This is indeed nasty, I wasted half a day chasing down these exact issues before I found this thread. I finally reverted my saltstack back to 2014.7.4 and now it all works as expected.
Where did you guys find salt 2014 packages? The official repo only has 2015s available..
Has anyone tried salt 2015.8?
I tried 2015.5 today and immediately got a pile of 500's and "ForbiddenYield: Context switch during nosleep region!" messages, but after upgrading to salt 2015.8, this problem seems to have evaporated.
I have same error on 2015.8 , problem is as post above says 2014 is not available in EPEL. I found them however on this Korean mirror probably not using rsync --delete (good luck downloading). I installed 2014.7.5 on all nodes and calamari server.
http://mirror.oasis.onnetcorp.com/epel/testing/7/x86_64/s/
After fixing this error it now leads onto the next one..

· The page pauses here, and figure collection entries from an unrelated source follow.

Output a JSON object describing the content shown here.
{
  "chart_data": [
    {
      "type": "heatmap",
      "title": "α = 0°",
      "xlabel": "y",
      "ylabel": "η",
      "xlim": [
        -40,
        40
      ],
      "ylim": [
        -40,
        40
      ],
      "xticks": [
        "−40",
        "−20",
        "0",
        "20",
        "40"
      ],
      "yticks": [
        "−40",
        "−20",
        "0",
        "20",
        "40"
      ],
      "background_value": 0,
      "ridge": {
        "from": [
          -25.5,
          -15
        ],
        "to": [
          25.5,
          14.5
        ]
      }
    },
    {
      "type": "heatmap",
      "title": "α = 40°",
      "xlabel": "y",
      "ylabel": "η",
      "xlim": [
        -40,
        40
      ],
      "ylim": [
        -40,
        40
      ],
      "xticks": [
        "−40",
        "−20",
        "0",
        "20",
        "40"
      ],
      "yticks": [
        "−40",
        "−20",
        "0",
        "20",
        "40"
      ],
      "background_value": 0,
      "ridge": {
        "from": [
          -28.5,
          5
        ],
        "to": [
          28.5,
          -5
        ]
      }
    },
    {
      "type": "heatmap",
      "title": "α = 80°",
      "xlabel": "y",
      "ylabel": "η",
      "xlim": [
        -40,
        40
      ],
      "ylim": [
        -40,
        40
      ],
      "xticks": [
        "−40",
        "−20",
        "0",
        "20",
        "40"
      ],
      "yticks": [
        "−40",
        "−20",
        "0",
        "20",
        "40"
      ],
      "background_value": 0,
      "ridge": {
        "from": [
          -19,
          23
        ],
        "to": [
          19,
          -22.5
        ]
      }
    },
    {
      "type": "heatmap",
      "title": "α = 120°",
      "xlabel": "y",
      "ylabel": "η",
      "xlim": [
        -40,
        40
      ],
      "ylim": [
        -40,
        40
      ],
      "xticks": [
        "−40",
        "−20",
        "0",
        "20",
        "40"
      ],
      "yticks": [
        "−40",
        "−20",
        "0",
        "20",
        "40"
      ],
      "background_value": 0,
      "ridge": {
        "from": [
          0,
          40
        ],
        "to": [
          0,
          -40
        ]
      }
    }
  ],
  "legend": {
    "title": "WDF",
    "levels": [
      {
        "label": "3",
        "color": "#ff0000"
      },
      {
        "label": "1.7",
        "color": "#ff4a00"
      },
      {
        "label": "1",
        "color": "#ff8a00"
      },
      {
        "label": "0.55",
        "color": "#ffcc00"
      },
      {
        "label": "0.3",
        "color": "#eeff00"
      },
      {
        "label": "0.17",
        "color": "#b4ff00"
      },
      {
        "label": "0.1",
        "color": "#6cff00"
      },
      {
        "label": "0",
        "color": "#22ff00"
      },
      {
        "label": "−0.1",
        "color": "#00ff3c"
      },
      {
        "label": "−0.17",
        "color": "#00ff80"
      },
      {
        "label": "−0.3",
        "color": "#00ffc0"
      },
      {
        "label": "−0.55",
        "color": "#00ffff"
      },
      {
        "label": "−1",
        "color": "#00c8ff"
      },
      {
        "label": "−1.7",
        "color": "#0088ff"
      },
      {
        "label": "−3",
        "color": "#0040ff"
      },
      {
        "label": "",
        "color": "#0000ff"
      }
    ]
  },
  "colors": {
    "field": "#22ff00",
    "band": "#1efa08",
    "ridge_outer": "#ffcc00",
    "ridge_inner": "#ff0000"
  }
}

Just to clarify this you actually need 2014.1.11 for it to work otherwise the cluster is not found in calamari. I did see reference above to 2014.7.4 , i initially tried 2014.7.5 and did not work (no cluster found). On installing 2014.1.11 i noticed it installed two dependencies (python-libcloud and sshpass). Not sure if there is something in this that made it work or not, have not tested upgrading to latest salt or newer variant to validate.
There is reference to the same by http://lists.ceph.com/pipermail/ceph-calamari-ceph.com/2015-July/000236.html
You may also have to give it a kick with the following
salt * ceph.heartbeat